Food and Diet
Contrary to what people in the Philippines know, pellets are NOT supposed to be a rabbit’s staple food. Instead, rabbits should be fed with unlimited hay. Hay provides them with all the nutrients and fiber that they need. When pellets are a rabbit’s staple, chances are they become more prone to certain illnesses.
Here’s a simple guide to help you understand a rabbit’s basic diet:
- 6 months and below: Unlimited alfalfa hay and unlimited pellets
- 3 months: Introduce vegetables one at a time and in small quantities
- 7 months: Introduce other types of hay, gradually decrease intake of pellets and alfalfa hay, and introduce fruits and treats but only to be given occasionally with maximum of 1-2 tablespoons a day
- 1 year old and above: Unlimited timothy hay, grass hay or oat hay, pellets should be a maximum of ½ cup a day, and vegetables increased to at least 2 cups a day
Remember that HAY should be the the main food of your rabbit no matter how old they are. Alfalfa hay is best for young rabbits as it is rich in protein, calcium and fat - best for growing babies. Too much of these nutrients are bad for adult rabbits, that's why it's recommended to transition to timothy hay when rabbits reach 1 year old.
To read about why hay is important in a rabbit's diet, please read about it here: WHY HAY IS NUMBER 1 FOR RABBITS
When introducing a new vegetable or fruit, remember to offer it to them one at a time and in very small quantities. Check for any signs of diarrhea and discontinue giving it at the first signs. Remember to check if the vegetable or fruit is rabbit-friendly before giving it to your rabbit.

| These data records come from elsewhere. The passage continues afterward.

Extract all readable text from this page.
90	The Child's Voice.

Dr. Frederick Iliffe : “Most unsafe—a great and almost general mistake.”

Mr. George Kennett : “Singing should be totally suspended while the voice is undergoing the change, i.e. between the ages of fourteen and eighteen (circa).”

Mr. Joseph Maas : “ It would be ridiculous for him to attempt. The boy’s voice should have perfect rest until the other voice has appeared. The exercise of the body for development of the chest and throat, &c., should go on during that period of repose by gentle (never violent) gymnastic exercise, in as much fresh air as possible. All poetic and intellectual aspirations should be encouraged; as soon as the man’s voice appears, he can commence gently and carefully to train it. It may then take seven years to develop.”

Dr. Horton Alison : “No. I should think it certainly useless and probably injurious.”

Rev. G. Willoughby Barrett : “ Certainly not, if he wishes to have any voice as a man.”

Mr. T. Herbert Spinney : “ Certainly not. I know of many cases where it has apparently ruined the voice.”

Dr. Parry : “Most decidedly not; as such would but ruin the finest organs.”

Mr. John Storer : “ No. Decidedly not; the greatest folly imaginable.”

Local veggies and fruits that are safe for rabbits:
- Bok Choy
- Carrot (more of a treat, than a staple veggie)
- Cilantro (Wansoy)
- Mustard Greens (Mustasa)
- Parsley (not to be fed everyday)
- Romaine Lettuce (NOT Iceberg!)
Under any circumstances, please DO NOT feed the following foods to your rabbit as they might be fatal:
- Coffee Beans
- House Plants (Since most are toxic to rabbits)
- Iceberg Lettuce
For the best pellets, choose one that is high in fiber (at least 22%). Avoid those with nuts, fruits and other treats if you can, or at least separate these and treat them as your rabbit’s occasional rewards. Alfalfa hay-based pellets are best for young rabbits, while timothy-hay based ones are best for adult rabbits. When changing your type or brand of pellets, it's important to first mix the new and the old ones first. Then, gradually decrease the amount of the old pellets for your rabbit to properly transition to the new pellets.
Aside from unlimited hay, rabbits also need unlimited access to clean water. You can either offer in a bowl or in a drinking bottle, whichever your little one prefers more.